Hal terpenting, Jokowi mengatakan kuncinya ada di perguruan tinggi bukan di BRIN. “Itu yang harus mulai digeser bahwa orkestrator boleh BRIN, tetapi perguruan tinggi peran untuk research and development-nya harus diperkuat,” katanya.
Dengan begitu, anggaran untuk Menteri Pendidikan, Kebudayaan, Riset dan Teknologi (Mendikbudristek), Nadiem Makarim akan diperbesar.
“Tidak apa-apa dimulai tahun ini. Nanti kan ganti presiden. Dimulai dulu yang gede, jadi presiden akan datang mau tidak mau melanjutkan. Entah itu 01, 02, atau 03, tetapi dimulai dulu,” katanya.
“Tidak mungkin kalau Pak Nadiem menambahkan, Presiden kemudian memotong tidak akan berani. Karena peluang ke depan untuk ekonomi hijau dan biru. Kami butuh teknologi smart farming, butuh teknologi bio energi, fast computing, fast analys yang ini memang semuanya harus segera kita siapkan,” ujar Presiden Jokowi.
Menurutnya, dalam peradaban sebuah negara diberi peluang sekali untuk menjadi negara maju dan Indonesia diberi bonus demografi. “Begitu kita tidak bisa memanfaatkan itu seperti negara Amerika Latin pada 1950-1960 diberikan peluang tidak bisa memanfaatkan, akhirnya sampai saat ini masih jadi negara berkembang, malah turun jadi negara miskin, karena tidak memanfaatkan peluang yang diberikan. Dan terjebak middle income trap,” kata Jokowi.
Karena itu, lanjutnya, peran perguruan tinggi harus dioptimalkan. Peringkat perguruan tinggi harus terus diperbaiki berdasarkan QS World. “Yang peringkatnya 200 ke atas masih kecil sekali. Inilah pekerjaan besar. Meskipun sudah disampaikan oleh Profesor Mohammad Nasih keluhan yang ada. Saya senang blak-blakan seperti itu. Tetapi sudah saya catat dan akan kami bicarakan,” ujar Jokowi.
Dia memahami semua upaya itu butuh biaya di tengah fiskal negara. Menurutnya, SDM adalah kunci.
Untuk itu pembiayaan harus diupayakan bukan hanya APBN dan ABPD tapi juga dana abadi, termasuk menghubungkan dengan industri.

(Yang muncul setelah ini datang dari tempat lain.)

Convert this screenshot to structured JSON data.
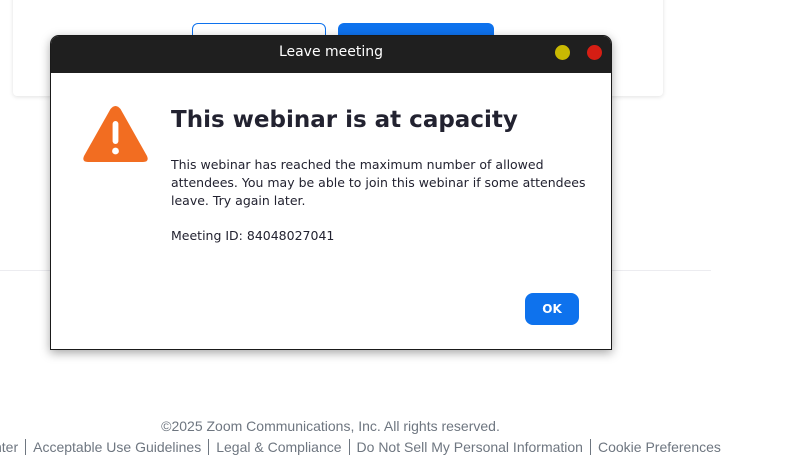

“APBN untuk pendidikan periode 2009-2024 mencapai Rp6.400 triliun. Dana abadi LPDP, saat dibuka Rp1 triliun, di 2023 mencapai Rp139 triliun. Jumlah penerima beasiswa meningkat tujuh kali lipat. Tetapi masih jauh dan kurang. Perlu ditingkatkan 5 kali lipat,” ucap dia.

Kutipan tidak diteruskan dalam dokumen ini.